The debate begins with an op-ed on March 23 by Patricia Larcara (quoted and pictured in this New York Times article), a Porter Ranch resident in the San Fernando Valley region of the city of Los Angeles, site of the largest methane leak in U.S. history, first detected in October 2015.
The debate between gas and electric has been going on for decades. But for me, the choice is simple.
As a resident of Porter Ranch for 28 years, the methane leak at the Aliso Canyon storage facility left me shaken on many levels. Besides my health and my livelihood, what was most shaken was my faith that oil and gas companies would protect the neighborhoods......
That’s why it’s so critical that the Los Angeles County Metropolitan Transportation Authority (Metro) gets serious about switching 100 percent of Los Angeles’ buses to electric vehicles instead of continuing our dangerous reliance....
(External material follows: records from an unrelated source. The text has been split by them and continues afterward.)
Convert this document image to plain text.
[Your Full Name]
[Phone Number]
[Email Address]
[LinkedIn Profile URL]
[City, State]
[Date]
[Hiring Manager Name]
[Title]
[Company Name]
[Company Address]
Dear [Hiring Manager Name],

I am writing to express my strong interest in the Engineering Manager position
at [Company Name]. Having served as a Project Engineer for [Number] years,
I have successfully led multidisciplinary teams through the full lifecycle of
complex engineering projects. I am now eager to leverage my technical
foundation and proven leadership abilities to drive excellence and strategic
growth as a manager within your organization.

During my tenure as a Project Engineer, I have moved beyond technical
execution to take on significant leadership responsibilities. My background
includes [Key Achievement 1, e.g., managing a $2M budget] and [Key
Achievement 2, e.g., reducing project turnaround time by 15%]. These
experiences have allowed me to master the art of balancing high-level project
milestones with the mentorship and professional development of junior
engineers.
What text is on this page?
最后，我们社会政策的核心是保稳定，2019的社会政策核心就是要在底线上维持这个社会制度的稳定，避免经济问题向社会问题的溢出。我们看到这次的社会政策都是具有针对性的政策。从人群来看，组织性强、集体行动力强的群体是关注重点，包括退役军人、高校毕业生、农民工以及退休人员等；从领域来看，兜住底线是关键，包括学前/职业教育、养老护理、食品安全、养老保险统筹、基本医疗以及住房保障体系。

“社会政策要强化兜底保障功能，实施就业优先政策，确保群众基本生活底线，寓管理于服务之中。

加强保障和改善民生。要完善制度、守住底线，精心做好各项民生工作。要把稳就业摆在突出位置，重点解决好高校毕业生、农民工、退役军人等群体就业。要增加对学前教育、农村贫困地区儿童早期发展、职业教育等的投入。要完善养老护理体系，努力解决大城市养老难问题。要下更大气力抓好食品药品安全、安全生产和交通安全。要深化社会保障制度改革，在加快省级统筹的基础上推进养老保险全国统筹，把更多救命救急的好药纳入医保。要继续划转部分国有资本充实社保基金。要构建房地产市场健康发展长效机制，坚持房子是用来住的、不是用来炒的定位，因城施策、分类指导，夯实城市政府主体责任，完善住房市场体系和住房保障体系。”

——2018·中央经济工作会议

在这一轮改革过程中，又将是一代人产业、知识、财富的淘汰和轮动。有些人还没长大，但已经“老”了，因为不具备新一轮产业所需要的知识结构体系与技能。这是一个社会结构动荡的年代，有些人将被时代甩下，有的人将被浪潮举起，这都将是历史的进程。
The opposing viewpoint, posted April 8 by Marcus Gillette, director of public and government affairs for the Coalition for Renewable Natural Gas, supports the compressed natural gas buses, presumably similar to these "30 next-generation, near zero-emission compressed natural gas buses" purchased by Metro in October, funded in part with a $10.5-million U.S. Department of Transportation grant. However, his op-ed is oriented not to the buses but to the fuel they will use.
The fact is, a predominant percentage of the geologic natural gas fueling transportation fleets in California has been replaced by renewable natural gas — produced from the decomposition of organic materials that is captured (avoiding greenhouse gas emissions and short-lived climate pollution) and conditioned to meet transportation fuel specifications.
Unlike geologic natural gas, renewable natural gas is not produced from hydraulic fracturing (fracking). Renewable natural gas is produced entirely from the methane emitted as organic materials decompose in renewable waste streams. It can then be injected into the existing common carrier pipelines and deployed through natural gas fueling stations, displacing CNG or LNG in medium- and heavy-duty vehicles like Metro’s busses......
The comparison between renewable and geologic (or fossil) natural gas applies to diesel fuel as well. In San Francisco, the city switched from using biodiesel, a blend of conventional (fossil) diesel fuel and a bio-fuel, to using 100 percent renewable diesel, according to a December 2015 post that describes the difference between biodiesel and renewable diesel.
The Sierra Club has aligned itself with the electric buses advocates. However, they don't distinguish between what they call "polluting" or "dirty" natural gas, a description that conflicts with Metro's description, and renewable natural gas.